AI agents today are more than just standalone models that take in and output text tokens. They operate within an ecosystem of tools, memory stores, and orchestrated workflows that enable them to perform complex tasks. In this context, a new term has emerged in the AI lexicon: the “harness.”
In simple terms, an agent harness is the software infrastructure that wraps around a large language model (LLM) or AI agent, handling everything except the model itself. One AI architect defines an agent harness as “the complete architectural system surrounding an LLM that manages the lifecycle of context: from intent capture through specification, compilation, execution, verification, and persistence”, essentially everything except the LLM itself. In practical terms, the harness is what connects an AI model to the outside world, enabling it to use tools, remember information between steps, and interact with complex environments.

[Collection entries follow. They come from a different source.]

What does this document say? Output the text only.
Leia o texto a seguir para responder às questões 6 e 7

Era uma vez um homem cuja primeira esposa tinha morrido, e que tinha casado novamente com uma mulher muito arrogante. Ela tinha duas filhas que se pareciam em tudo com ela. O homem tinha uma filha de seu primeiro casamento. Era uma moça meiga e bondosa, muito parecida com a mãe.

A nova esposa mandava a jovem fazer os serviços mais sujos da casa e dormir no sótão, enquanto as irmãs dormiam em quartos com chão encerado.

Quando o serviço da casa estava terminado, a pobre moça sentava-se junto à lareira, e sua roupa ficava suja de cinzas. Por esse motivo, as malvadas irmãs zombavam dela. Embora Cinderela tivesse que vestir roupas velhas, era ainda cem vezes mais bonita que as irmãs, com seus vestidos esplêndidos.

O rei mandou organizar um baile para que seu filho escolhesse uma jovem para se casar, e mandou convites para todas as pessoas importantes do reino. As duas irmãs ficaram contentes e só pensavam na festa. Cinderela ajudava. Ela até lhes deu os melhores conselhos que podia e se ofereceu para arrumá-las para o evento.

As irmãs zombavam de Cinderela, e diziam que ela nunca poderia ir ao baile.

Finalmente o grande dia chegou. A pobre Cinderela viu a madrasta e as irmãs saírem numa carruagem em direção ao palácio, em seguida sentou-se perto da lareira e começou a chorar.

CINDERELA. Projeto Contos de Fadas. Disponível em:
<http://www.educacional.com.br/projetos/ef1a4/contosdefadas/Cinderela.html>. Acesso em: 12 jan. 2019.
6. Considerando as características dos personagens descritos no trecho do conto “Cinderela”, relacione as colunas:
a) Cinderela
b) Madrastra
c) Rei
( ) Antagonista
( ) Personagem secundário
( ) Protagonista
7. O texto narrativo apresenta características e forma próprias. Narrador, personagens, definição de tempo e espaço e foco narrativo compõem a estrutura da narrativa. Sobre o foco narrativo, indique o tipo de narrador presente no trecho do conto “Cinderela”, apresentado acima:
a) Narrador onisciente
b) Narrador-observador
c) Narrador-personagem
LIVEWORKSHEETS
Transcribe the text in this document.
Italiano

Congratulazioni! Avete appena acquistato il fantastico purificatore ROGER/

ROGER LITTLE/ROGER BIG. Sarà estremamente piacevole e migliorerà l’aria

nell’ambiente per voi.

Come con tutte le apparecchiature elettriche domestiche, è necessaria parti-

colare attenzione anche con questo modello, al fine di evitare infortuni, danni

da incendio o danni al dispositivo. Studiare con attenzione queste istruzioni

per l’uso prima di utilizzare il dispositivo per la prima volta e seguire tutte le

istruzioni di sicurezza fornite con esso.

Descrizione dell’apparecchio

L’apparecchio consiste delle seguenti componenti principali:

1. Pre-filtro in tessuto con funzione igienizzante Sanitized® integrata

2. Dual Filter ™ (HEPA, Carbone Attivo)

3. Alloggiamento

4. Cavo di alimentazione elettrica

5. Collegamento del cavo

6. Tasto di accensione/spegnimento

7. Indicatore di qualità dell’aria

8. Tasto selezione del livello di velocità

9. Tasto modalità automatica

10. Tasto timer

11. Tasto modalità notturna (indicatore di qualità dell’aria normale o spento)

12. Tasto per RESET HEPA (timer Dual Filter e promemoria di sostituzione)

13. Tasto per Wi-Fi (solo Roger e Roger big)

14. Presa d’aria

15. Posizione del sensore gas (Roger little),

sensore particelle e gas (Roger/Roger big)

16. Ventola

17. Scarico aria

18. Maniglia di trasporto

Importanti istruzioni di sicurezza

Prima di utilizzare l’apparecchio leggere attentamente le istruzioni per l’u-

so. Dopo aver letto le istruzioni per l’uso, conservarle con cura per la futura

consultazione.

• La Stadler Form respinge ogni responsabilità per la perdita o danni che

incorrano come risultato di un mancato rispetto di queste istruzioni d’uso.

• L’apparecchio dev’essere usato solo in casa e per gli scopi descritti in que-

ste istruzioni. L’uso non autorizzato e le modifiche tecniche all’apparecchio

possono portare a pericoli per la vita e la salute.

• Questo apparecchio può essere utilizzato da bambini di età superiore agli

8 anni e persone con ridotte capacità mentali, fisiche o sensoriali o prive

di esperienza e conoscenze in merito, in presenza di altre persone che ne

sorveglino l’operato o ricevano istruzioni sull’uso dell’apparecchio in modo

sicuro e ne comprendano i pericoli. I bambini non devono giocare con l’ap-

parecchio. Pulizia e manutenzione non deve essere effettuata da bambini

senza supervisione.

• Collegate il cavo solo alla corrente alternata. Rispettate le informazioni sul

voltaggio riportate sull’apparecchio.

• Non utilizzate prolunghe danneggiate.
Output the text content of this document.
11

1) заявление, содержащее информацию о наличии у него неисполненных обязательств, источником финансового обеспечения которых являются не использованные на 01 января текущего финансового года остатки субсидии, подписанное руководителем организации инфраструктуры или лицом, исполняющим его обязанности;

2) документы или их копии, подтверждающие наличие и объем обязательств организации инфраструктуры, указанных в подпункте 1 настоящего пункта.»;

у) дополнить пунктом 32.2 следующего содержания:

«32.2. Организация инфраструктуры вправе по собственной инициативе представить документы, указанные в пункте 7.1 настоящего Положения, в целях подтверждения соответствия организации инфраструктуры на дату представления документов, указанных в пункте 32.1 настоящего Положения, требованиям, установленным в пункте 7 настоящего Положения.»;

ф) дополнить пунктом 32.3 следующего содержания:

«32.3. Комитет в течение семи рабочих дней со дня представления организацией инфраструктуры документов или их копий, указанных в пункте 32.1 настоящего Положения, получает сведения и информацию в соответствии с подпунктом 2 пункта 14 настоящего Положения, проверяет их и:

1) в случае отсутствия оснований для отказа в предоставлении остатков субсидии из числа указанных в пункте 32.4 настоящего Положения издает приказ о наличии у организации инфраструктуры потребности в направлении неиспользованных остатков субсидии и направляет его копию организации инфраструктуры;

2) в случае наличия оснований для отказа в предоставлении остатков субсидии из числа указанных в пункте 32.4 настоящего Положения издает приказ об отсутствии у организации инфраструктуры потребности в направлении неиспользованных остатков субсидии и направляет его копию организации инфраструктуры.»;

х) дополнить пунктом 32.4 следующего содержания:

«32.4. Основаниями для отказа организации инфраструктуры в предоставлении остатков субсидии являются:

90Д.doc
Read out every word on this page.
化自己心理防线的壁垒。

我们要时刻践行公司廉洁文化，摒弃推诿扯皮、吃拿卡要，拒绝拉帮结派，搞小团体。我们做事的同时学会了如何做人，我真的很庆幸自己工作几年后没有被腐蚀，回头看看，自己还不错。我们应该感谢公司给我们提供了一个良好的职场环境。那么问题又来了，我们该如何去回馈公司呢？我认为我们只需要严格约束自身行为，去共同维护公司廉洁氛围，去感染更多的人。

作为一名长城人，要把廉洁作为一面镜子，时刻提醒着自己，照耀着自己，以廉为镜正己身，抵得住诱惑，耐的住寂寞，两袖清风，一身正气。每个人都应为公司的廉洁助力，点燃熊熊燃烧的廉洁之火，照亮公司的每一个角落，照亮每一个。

So, I think that Allen’s Getting Things Done is going to be my starting point, as that is a productivity philosophy as opposed to a collection of productivity tools. I think the tools are endogenous to the philosophy, and not the other way around — at least for me. I will therefore probably be trying to experiment on here with sketching out a new harness that is appropriate for the type of research I do. As with skills, such things are probably highly idiosyncratic to the individual, but also as with skills, I suspect that there is an inherent “optimal” structure. I just don’t think I know quite what it is yet, but I have to figure it out if I am going to simultaneously enhance my research productivity and reduce errors to zero.




Brilliant. I am committed to doing the same.
Funny you mentioned GTD, I went through a similar reflection on a recent post about how AI agents increase how much we can do, but also require supervision/management. GTD came to mind and I mentioned it there. I’m testing something based on LLM wiki to try to organize everything (personal + work/research). So far it’s been working well, with Obsidian being useful to navigate/edit (on top of telling agent to do it) and can also do some visualization.